A Spatiotemporal Approach to Tri-Perspective Representation for 3D Semantic Occupancy Prediction
Sathira Silva, Savindu Bhashitha Wannigama, Gihan Jayatilaka, Muhammad Haris Khan, Roshan Ragel
TL;DR
This work addresses vision-based 3D semantic occupancy prediction by introducing S2TPVFormer, a spatiotemporal TPV encoder that integrates temporal cues with tri-perspective view features through a Temporal Cross-View Hybrid Attention mechanism and Virtual View Transformation.

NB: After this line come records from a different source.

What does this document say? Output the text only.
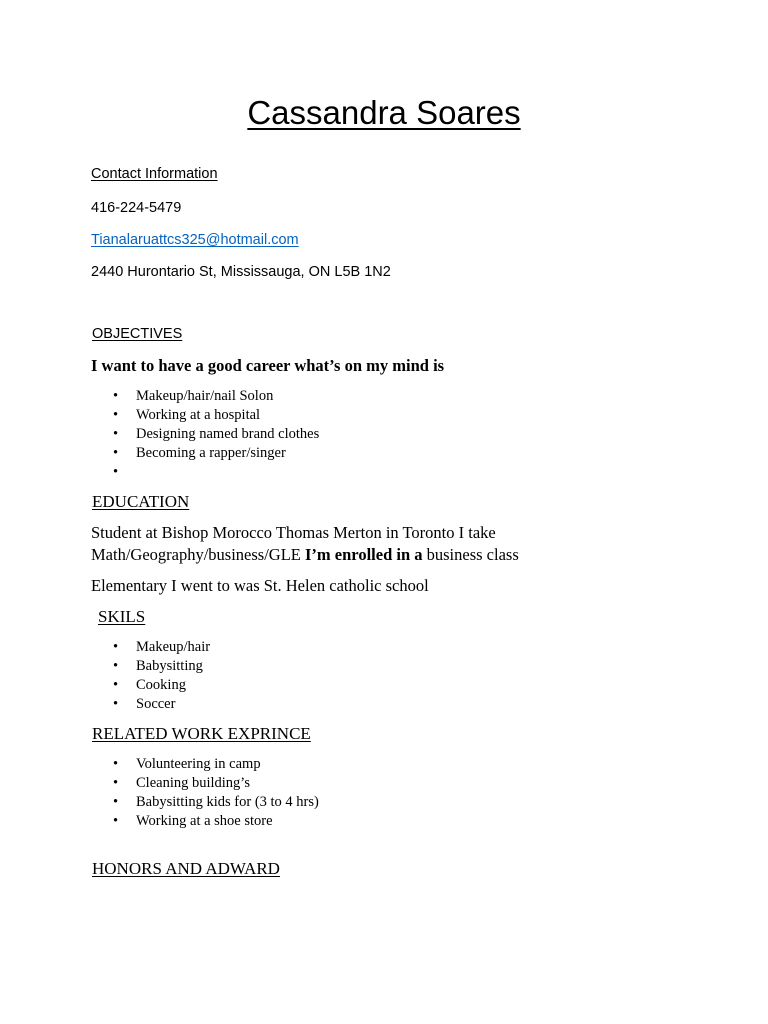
Cassandra Soares
Contact Information
416-224-5479
Tianalaruattcs325@hotmail.com
2440 Hurontario St, Mississauga, ON L5B 1N2
OBJECTIVES
I want to have a good career what’s on my mind is
• Makeup/hair/nail Solon
• Working at a hospital
• Designing named brand clothes
• Becoming a rapper/singer
•
EDUCATION
Student at Bishop Morocco Thomas Merton in Toronto I take
Math/Geography/business/GLE I’m enrolled in a business class
Elementary I went to was St. Helen catholic school
SKILS
• Makeup/hair
• Babysitting
• Cooking
• Soccer
RELATED WORK EXPRINCE
• Volunteering in camp
• Cleaning building’s
• Babysitting kids for (3 to 4 hrs)
• Working at a shoe store
HONORS AND ADWARD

The unified spatiotemporal fusion enables cross-time and cross-view interaction, yielding temporally coherent 3D SOP and improving mean IoU by +4.1% over the TPVFormer baseline on the nuScenes dataset. The approach demonstrates strong performance on SOP and competitive LiDAR segmentation results, highlighting the potential of temporal information to bridge gaps between vision-based and LiDAR-based 3D perception. The work also provides thorough ablations and supplementary analyses, pointing to future directions in long-range temporal fusion and denser semantic supervision to further enhance 3D scene understanding in autonomous systems.
Abstract
Holistic understanding and reasoning in 3D scenes are crucial for the success of autonomous driving systems. The evolution of 3D semantic occupancy prediction as a pretraining task for autonomous driving and robotic applications captures finer 3D details compared to traditional 3D detection methods. Vision-based 3D semantic occupancy prediction is increasingly overlooked in favor of LiDAR-based approaches, which have shown superior performance in recent years. However, we present compelling evidence that there is still potential for enhancing vision-based methods. Existing approaches predominantly focus on spatial cues such as tri-perspective view (TPV) embeddings, often overlooking temporal cues. This study introduces S2TPVFormer, a spatiotemporal transformer architecture designed to predict temporally coherent 3D semantic occupancy. By introducing temporal cues through a novel Temporal Cross-View Hybrid Attention mechanism (TCVHA), we generate Spatiotemporal TPV (S2TPV) embeddings that enhance the prior process. Experimental evaluations on the nuScenes dataset demonstrate a significant +4.1% of absolute gain in mean Intersection over Union (mIoU) for 3D semantic occupancy compared to baseline TPVFormer, validating the effectiveness of S2TPVFormer in advancing 3D scene perception.